Attorneys general from California, Oregon and Massachusetts filed a brief on behalf of their citizens emphasizing “the States’ interests in protecting the environment, their natural resources and their citizens’ rights to be informed about the environmental impacts of federal actions.” A full list of the more than sixty organizations, companies and individuals who filed briefs in support of CFS and opposed to Monsanto can be viewed here.
Monsanto was supported by a bloc of powerful corporate interests and industry groups, including the American Farm Bureau, the Biotechnology Industry Organization, the American Petroleum Institute, the U.S. Chamber of Commerce, and CropLife America.
The environmental, health, cultural, and economic impacts of the genetically-engineered alfalfa seed, which is designed to be immune to Monsanto’s flagship herbicide Roundup, and the USDA’s plan to commercialize it, was at the heart of this dispute since 2006, when CFS filed a lawsuit against the USDA on behalf of a coalition of non-profits and farmers who wanted to retain the choice to grow non-GE alfalfa. Central to the issue is unwanted transgenetic drift: GE alfalfa can spread uncontrollably by way of bees that can cross-pollinate plants many miles away, contaminating both conventional and organic alfalfa with foreign DNA, patented by Monsanto.
“We brought this case to court because I and other conventional farmers will no doubt suffer irreversible economic harm if the planting of GE alfalfa is allowed,” said plaintiff Phil Geerston. “It was simply a question of our survival, and though we did not win on all points of the law, we are grateful that the practical result of today’s ruling is that Monsanto cannot take away our rights and Roundup Ready alfalfa cannot threaten our livelihoods.”
Alfalfa is the fourth most widely grown crop in the U.S., and a key source of dairy forage.
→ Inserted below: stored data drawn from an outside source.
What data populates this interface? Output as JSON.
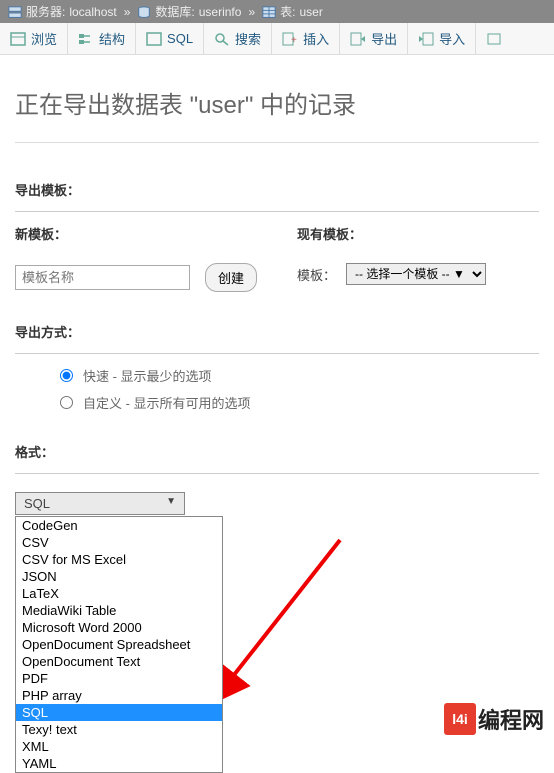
{
  "breadcrumb": {
    "server_label": "服务器:",
    "server_value": "localhost",
    "db_label": "数据库:",
    "db_value": "userinfo",
    "table_label": "表:",
    "table_value": "user"
  },
  "tabs": {
    "browse": "浏览",
    "structure": "结构",
    "sql": "SQL",
    "search": "搜索",
    "insert": "插入",
    "export": "导出",
    "import": "导入"
  },
  "title": "正在导出数据表 \"user\" 中的记录",
  "sections": {
    "export_template": "导出模板：",
    "new_template": "新模板：",
    "existing_template": "现有模板：",
    "template_label": "模板：",
    "export_method": "导出方式：",
    "format": "格式："
  },
  "inputs": {
    "template_name_placeholder": "模板名称",
    "create_btn": "创建",
    "select_template_placeholder": "-- 选择一个模板 -- ▼"
  },
  "radios": {
    "quick": "快速 - 显示最少的选项",
    "custom": "自定义 - 显示所有可用的选项"
  },
  "format_select": {
    "selected": "SQL",
    "options": [
      "CodeGen",
      "CSV",
      "CSV for MS Excel",
      "JSON",
      "LaTeX",
      "MediaWiki Table",
      "Microsoft Word 2000",
      "OpenDocument Spreadsheet",
      "OpenDocument Text",
      "PDF",
      "PHP array",
      "SQL",
      "Texy! text",
      "XML",
      "YAML"
    ]
  },
  "logo": {
    "box": "l4i",
    "text": "编程网"
  }
}
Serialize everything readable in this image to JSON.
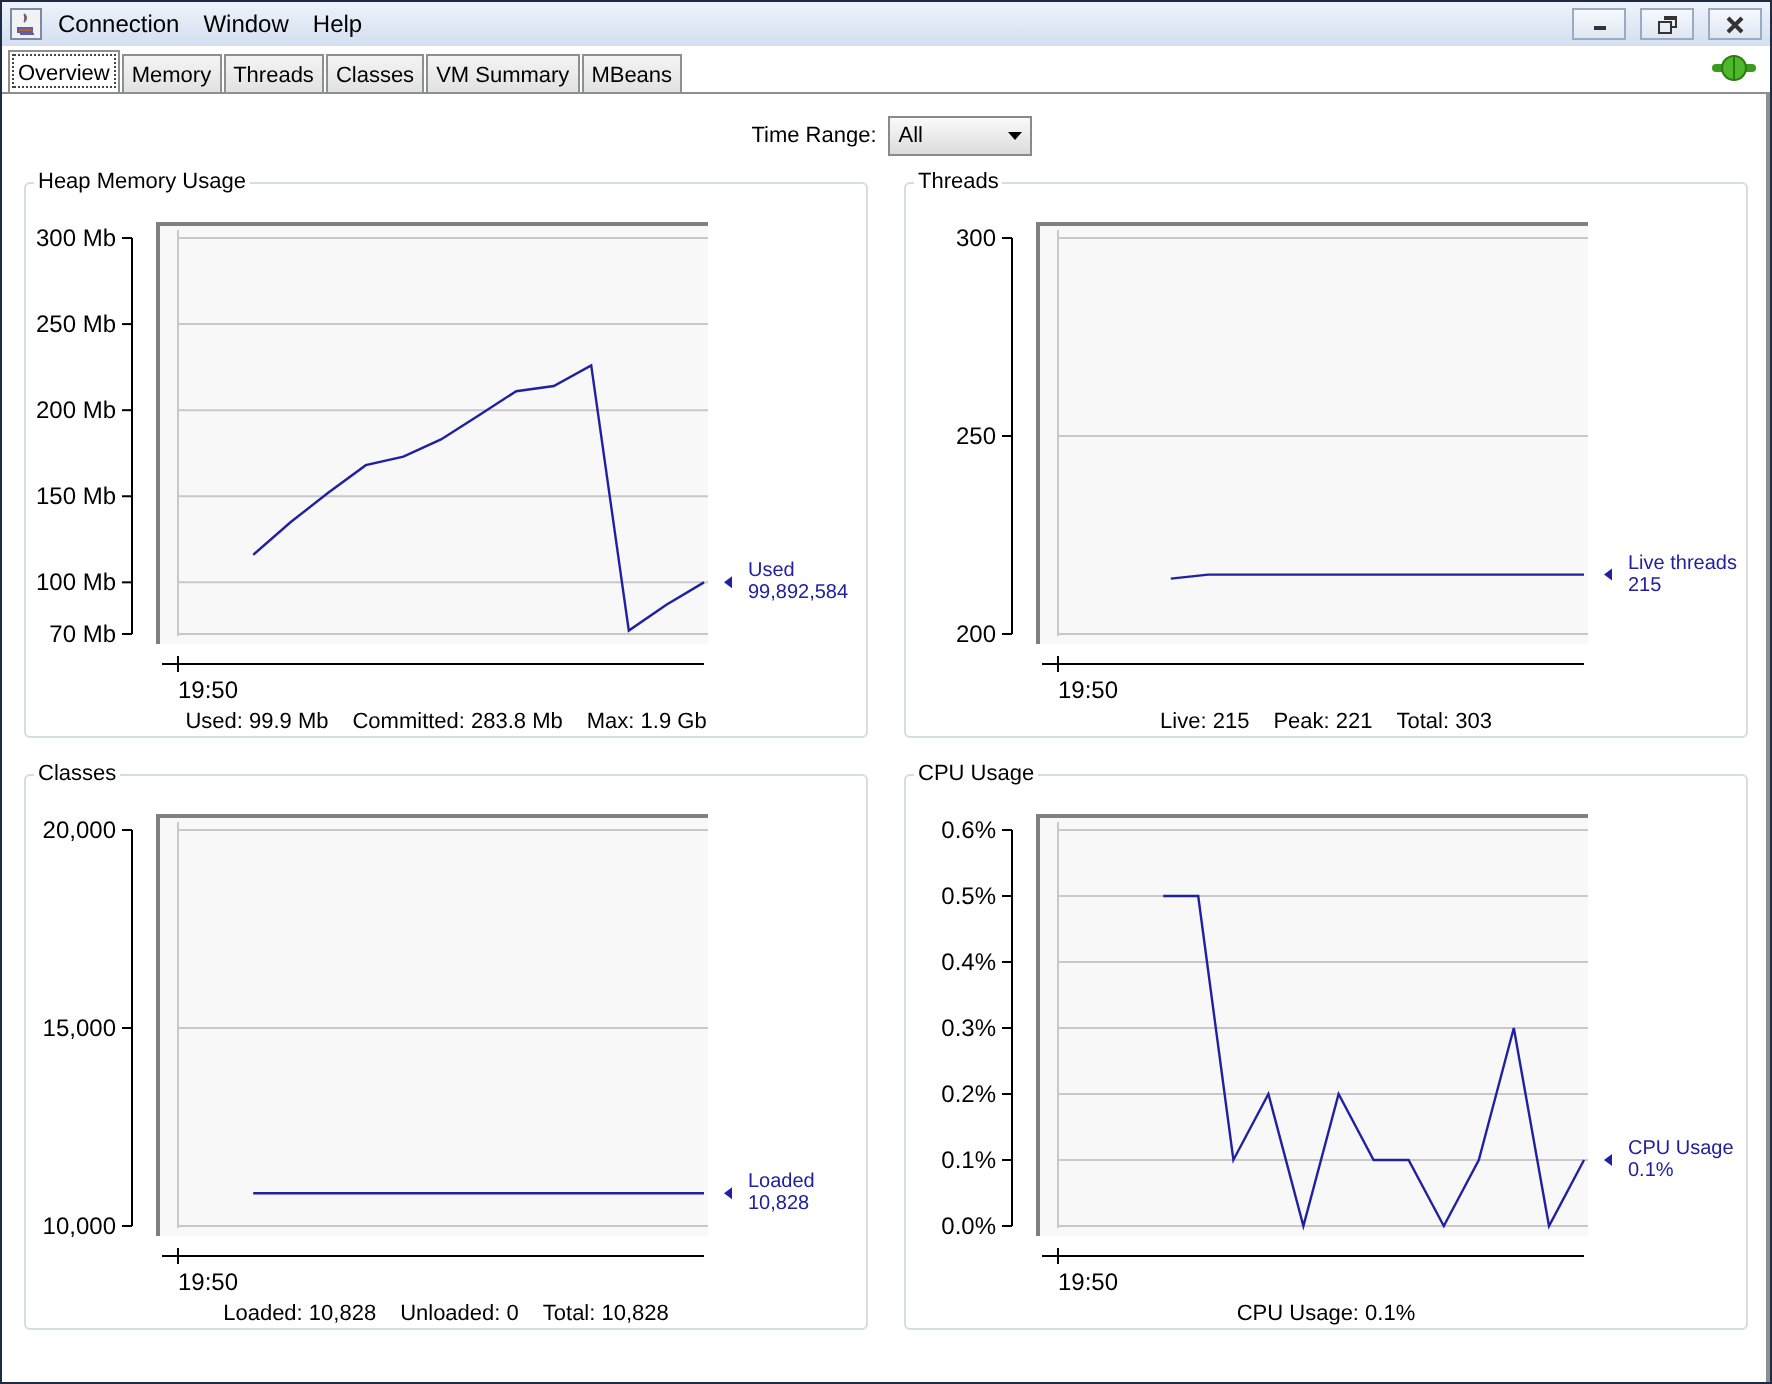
{
  "window": {
    "menu": [
      "Connection",
      "Window",
      "Help"
    ]
  },
  "tabs": [
    {
      "label": "Overview",
      "selected": true
    },
    {
      "label": "Memory",
      "selected": false
    },
    {
      "label": "Threads",
      "selected": false
    },
    {
      "label": "Classes",
      "selected": false
    },
    {
      "label": "VM Summary",
      "selected": false
    },
    {
      "label": "MBeans",
      "selected": false
    }
  ],
  "time_range": {
    "label": "Time Range:",
    "value": "All"
  },
  "panels": [
    {
      "title": "Heap Memory Usage",
      "reading": "99,892,584",
      "stats": [
        "Used: 99.9 Mb",
        "Committed: 283.8 Mb",
        "Max: 1.9 Gb"
      ],
      "time_label": "19:50",
      "chart_data": {
        "type": "line",
        "grid": true,
        "ylim": [
          70,
          300
        ],
        "yticks": [
          {
            "value": 300,
            "label": "300 Mb"
          },
          {
            "value": 250,
            "label": "250 Mb"
          },
          {
            "value": 200,
            "label": "200 Mb"
          },
          {
            "value": 150,
            "label": "150 Mb"
          },
          {
            "value": 100,
            "label": "100 Mb"
          },
          {
            "value": 70,
            "label": "70 Mb"
          }
        ],
        "series": [
          {
            "name": "Used",
            "color": "#2020a0",
            "values": [
              null,
              null,
              116,
              135,
              152,
              168,
              173,
              183,
              197,
              211,
              214,
              226,
              72,
              87,
              100
            ]
          }
        ]
      }
    },
    {
      "title": "Threads",
      "reading": "215",
      "stats": [
        "Live: 215",
        "Peak: 221",
        "Total: 303"
      ],
      "time_label": "19:50",
      "chart_data": {
        "type": "line",
        "grid": true,
        "ylim": [
          200,
          300
        ],
        "yticks": [
          {
            "value": 300,
            "label": "300"
          },
          {
            "value": 250,
            "label": "250"
          },
          {
            "value": 200,
            "label": "200"
          }
        ],
        "series": [
          {
            "name": "Live threads",
            "color": "#2020a0",
            "values": [
              null,
              null,
              null,
              214,
              215,
              215,
              215,
              215,
              215,
              215,
              215,
              215,
              215,
              215,
              215
            ]
          }
        ]
      }
    },
    {
      "title": "Classes",
      "reading": "10,828",
      "stats": [
        "Loaded: 10,828",
        "Unloaded: 0",
        "Total: 10,828"
      ],
      "time_label": "19:50",
      "chart_data": {
        "type": "line",
        "grid": true,
        "ylim": [
          10000,
          20000
        ],
        "yticks": [
          {
            "value": 20000,
            "label": "20,000"
          },
          {
            "value": 15000,
            "label": "15,000"
          },
          {
            "value": 10000,
            "label": "10,000"
          }
        ],
        "series": [
          {
            "name": "Loaded",
            "color": "#2020a0",
            "values": [
              null,
              null,
              10828,
              10828,
              10828,
              10828,
              10828,
              10828,
              10828,
              10828,
              10828,
              10828,
              10828,
              10828,
              10828
            ]
          }
        ]
      }
    },
    {
      "title": "CPU Usage",
      "reading": "0.1%",
      "stats": [
        "CPU Usage: 0.1%"
      ],
      "time_label": "19:50",
      "chart_data": {
        "type": "line",
        "grid": true,
        "ylim": [
          0,
          0.6
        ],
        "yticks": [
          {
            "value": 0.6,
            "label": "0.6%"
          },
          {
            "value": 0.5,
            "label": "0.5%"
          },
          {
            "value": 0.4,
            "label": "0.4%"
          },
          {
            "value": 0.3,
            "label": "0.3%"
          },
          {
            "value": 0.2,
            "label": "0.2%"
          },
          {
            "value": 0.1,
            "label": "0.1%"
          },
          {
            "value": 0,
            "label": "0.0%"
          }
        ],
        "series": [
          {
            "name": "CPU Usage",
            "color": "#2020a0",
            "values": [
              null,
              null,
              null,
              0.5,
              0.5,
              0.1,
              0.2,
              0,
              0.2,
              0.1,
              0.1,
              0,
              0.1,
              0.3,
              0,
              0.1
            ]
          }
        ]
      }
    }
  ]
}
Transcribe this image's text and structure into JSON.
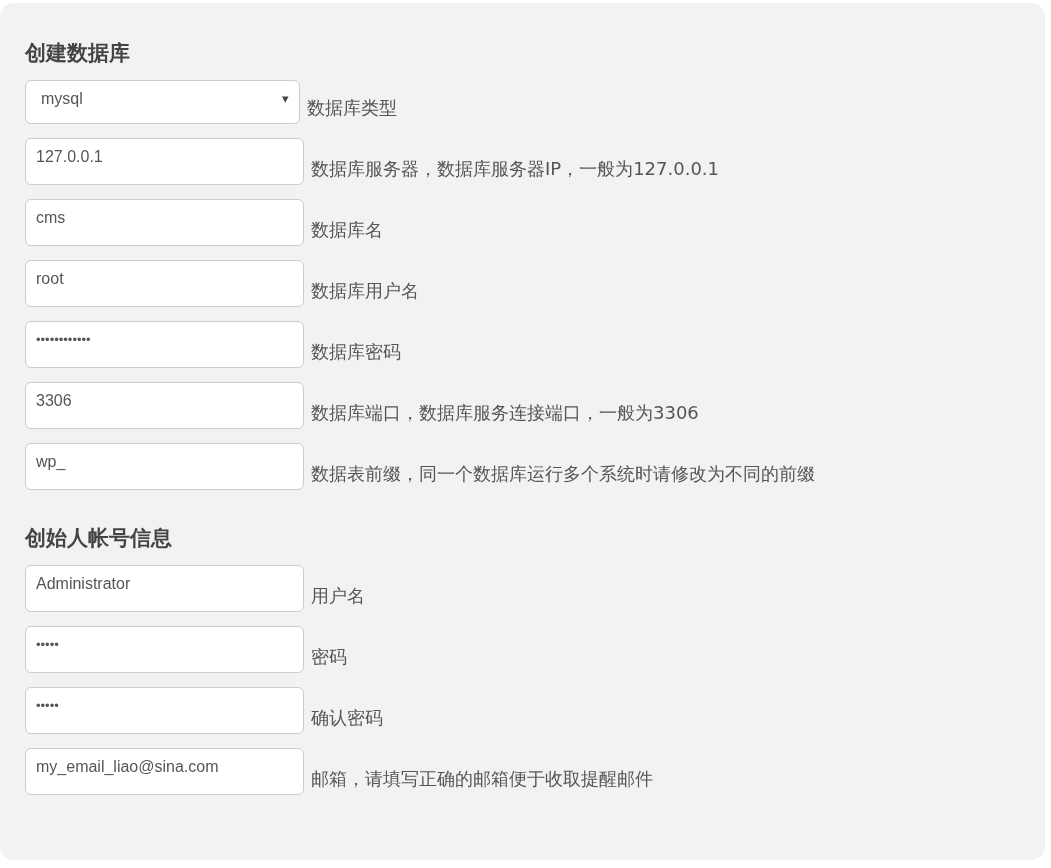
{
  "sections": [
    {
      "title": "创建数据库",
      "fields": [
        {
          "kind": "select",
          "value": "mysql",
          "caret": "▾",
          "label": "数据库类型"
        },
        {
          "kind": "text",
          "value": "127.0.0.1",
          "label": "数据库服务器，数据库服务器IP，一般为127.0.0.1"
        },
        {
          "kind": "text",
          "value": "cms",
          "label": "数据库名"
        },
        {
          "kind": "text",
          "value": "root",
          "label": "数据库用户名"
        },
        {
          "kind": "password",
          "value": "••••••••••••",
          "label": "数据库密码"
        },
        {
          "kind": "text",
          "value": "3306",
          "label": "数据库端口，数据库服务连接端口，一般为3306"
        },
        {
          "kind": "text",
          "value": "wp_",
          "label": "数据表前缀，同一个数据库运行多个系统时请修改为不同的前缀"
        }
      ]
    },
    {
      "title": "创始人帐号信息",
      "fields": [
        {
          "kind": "text",
          "value": "Administrator",
          "label": "用户名"
        },
        {
          "kind": "password",
          "value": "•••••",
          "label": "密码"
        },
        {
          "kind": "password",
          "value": "•••••",
          "label": "确认密码"
        },
        {
          "kind": "text",
          "value": "my_email_liao@sina.com",
          "label": "邮箱，请填写正确的邮箱便于收取提醒邮件"
        }
      ]
    }
  ]
}
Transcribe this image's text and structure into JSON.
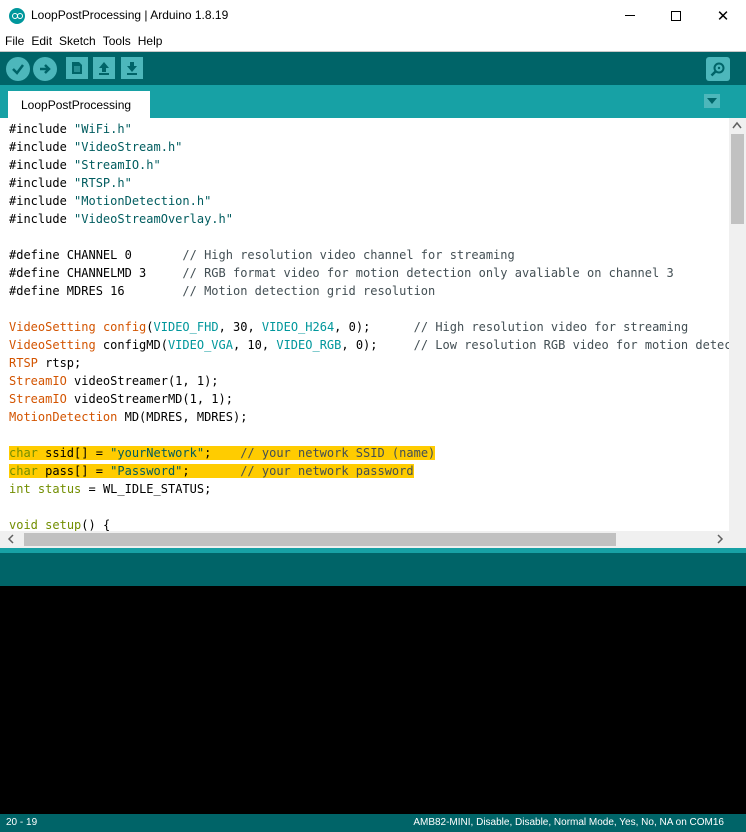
{
  "window": {
    "title": "LoopPostProcessing | Arduino 1.8.19",
    "minimize_glyph": "",
    "close_glyph": "✕"
  },
  "menu": [
    "File",
    "Edit",
    "Sketch",
    "Tools",
    "Help"
  ],
  "toolbar": {
    "verify_icon": "check-icon",
    "upload_icon": "arrow-right-icon",
    "new_icon": "new-file-icon",
    "open_icon": "arrow-up-icon",
    "save_icon": "arrow-down-icon",
    "serial_icon": "magnifier-icon"
  },
  "tabs": [
    {
      "label": "LoopPostProcessing"
    }
  ],
  "code": [
    [
      {
        "t": "#include ",
        "c": ""
      },
      {
        "t": "\"WiFi.h\"",
        "c": "str"
      }
    ],
    [
      {
        "t": "#include ",
        "c": ""
      },
      {
        "t": "\"VideoStream.h\"",
        "c": "str"
      }
    ],
    [
      {
        "t": "#include ",
        "c": ""
      },
      {
        "t": "\"StreamIO.h\"",
        "c": "str"
      }
    ],
    [
      {
        "t": "#include ",
        "c": ""
      },
      {
        "t": "\"RTSP.h\"",
        "c": "str"
      }
    ],
    [
      {
        "t": "#include ",
        "c": ""
      },
      {
        "t": "\"MotionDetection.h\"",
        "c": "str"
      }
    ],
    [
      {
        "t": "#include ",
        "c": ""
      },
      {
        "t": "\"VideoStreamOverlay.h\"",
        "c": "str"
      }
    ],
    [],
    [
      {
        "t": "#define CHANNEL 0       ",
        "c": ""
      },
      {
        "t": "// High resolution video channel for streaming",
        "c": "cmt"
      }
    ],
    [
      {
        "t": "#define CHANNELMD 3     ",
        "c": ""
      },
      {
        "t": "// RGB format video for motion detection only avaliable on channel 3",
        "c": "cmt"
      }
    ],
    [
      {
        "t": "#define MDRES 16        ",
        "c": ""
      },
      {
        "t": "// Motion detection grid resolution",
        "c": "cmt"
      }
    ],
    [],
    [
      {
        "t": "VideoSetting",
        "c": "type"
      },
      {
        "t": " ",
        "c": ""
      },
      {
        "t": "config",
        "c": "fn"
      },
      {
        "t": "(",
        "c": ""
      },
      {
        "t": "VIDEO_FHD",
        "c": "const"
      },
      {
        "t": ", 30, ",
        "c": ""
      },
      {
        "t": "VIDEO_H264",
        "c": "const"
      },
      {
        "t": ", 0);      ",
        "c": ""
      },
      {
        "t": "// High resolution video for streaming",
        "c": "cmt"
      }
    ],
    [
      {
        "t": "VideoSetting",
        "c": "type"
      },
      {
        "t": " configMD(",
        "c": ""
      },
      {
        "t": "VIDEO_VGA",
        "c": "const"
      },
      {
        "t": ", 10, ",
        "c": ""
      },
      {
        "t": "VIDEO_RGB",
        "c": "const"
      },
      {
        "t": ", 0);     ",
        "c": ""
      },
      {
        "t": "// Low resolution RGB video for motion detection",
        "c": "cmt"
      }
    ],
    [
      {
        "t": "RTSP",
        "c": "type"
      },
      {
        "t": " rtsp;",
        "c": ""
      }
    ],
    [
      {
        "t": "StreamIO",
        "c": "type"
      },
      {
        "t": " videoStreamer(1, 1);",
        "c": ""
      }
    ],
    [
      {
        "t": "StreamIO",
        "c": "type"
      },
      {
        "t": " videoStreamerMD(1, 1);",
        "c": ""
      }
    ],
    [
      {
        "t": "MotionDetection",
        "c": "type"
      },
      {
        "t": " MD(MDRES, MDRES);",
        "c": ""
      }
    ],
    [],
    [
      {
        "t": "char",
        "c": "kw"
      },
      {
        "t": " ssid[] = ",
        "c": ""
      },
      {
        "t": "\"yourNetwork\"",
        "c": "str"
      },
      {
        "t": ";    ",
        "c": ""
      },
      {
        "t": "// your network SSID (name)",
        "c": "cmt"
      }
    ],
    [
      {
        "t": "char",
        "c": "kw"
      },
      {
        "t": " pass[] = ",
        "c": ""
      },
      {
        "t": "\"Password\"",
        "c": "str"
      },
      {
        "t": ";       ",
        "c": ""
      },
      {
        "t": "// your network password",
        "c": "cmt"
      }
    ],
    [
      {
        "t": "int",
        "c": "kw"
      },
      {
        "t": " ",
        "c": ""
      },
      {
        "t": "status",
        "c": "kw"
      },
      {
        "t": " = WL_IDLE_STATUS;",
        "c": ""
      }
    ],
    [],
    [
      {
        "t": "void",
        "c": "kw"
      },
      {
        "t": " ",
        "c": ""
      },
      {
        "t": "setup",
        "c": "kw"
      },
      {
        "t": "() {",
        "c": ""
      }
    ]
  ],
  "highlighted_lines": [
    18,
    19
  ],
  "status": {
    "line": "20 - 19",
    "board": "AMB82-MINI, Disable, Disable, Normal Mode, Yes, No, NA on COM16"
  },
  "colors": {
    "teal_dark": "#006468",
    "teal_tab": "#17a1a5",
    "button": "#4db7bb",
    "highlight": "#ffcc00"
  }
}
Organic and conventional farmers faced the loss of their businesses due to widespread contamination from Monsanto’s patented GE alfalfa, and the foreseeable contamination of feral or wild alfalfa would ensure an ongoing and permanent source of transgenic pollution in wild places akin to that of invasive species. The New York Times recently covered the epidemic of super-weeds Monsanto’s Roundup Ready crops are causing across the country.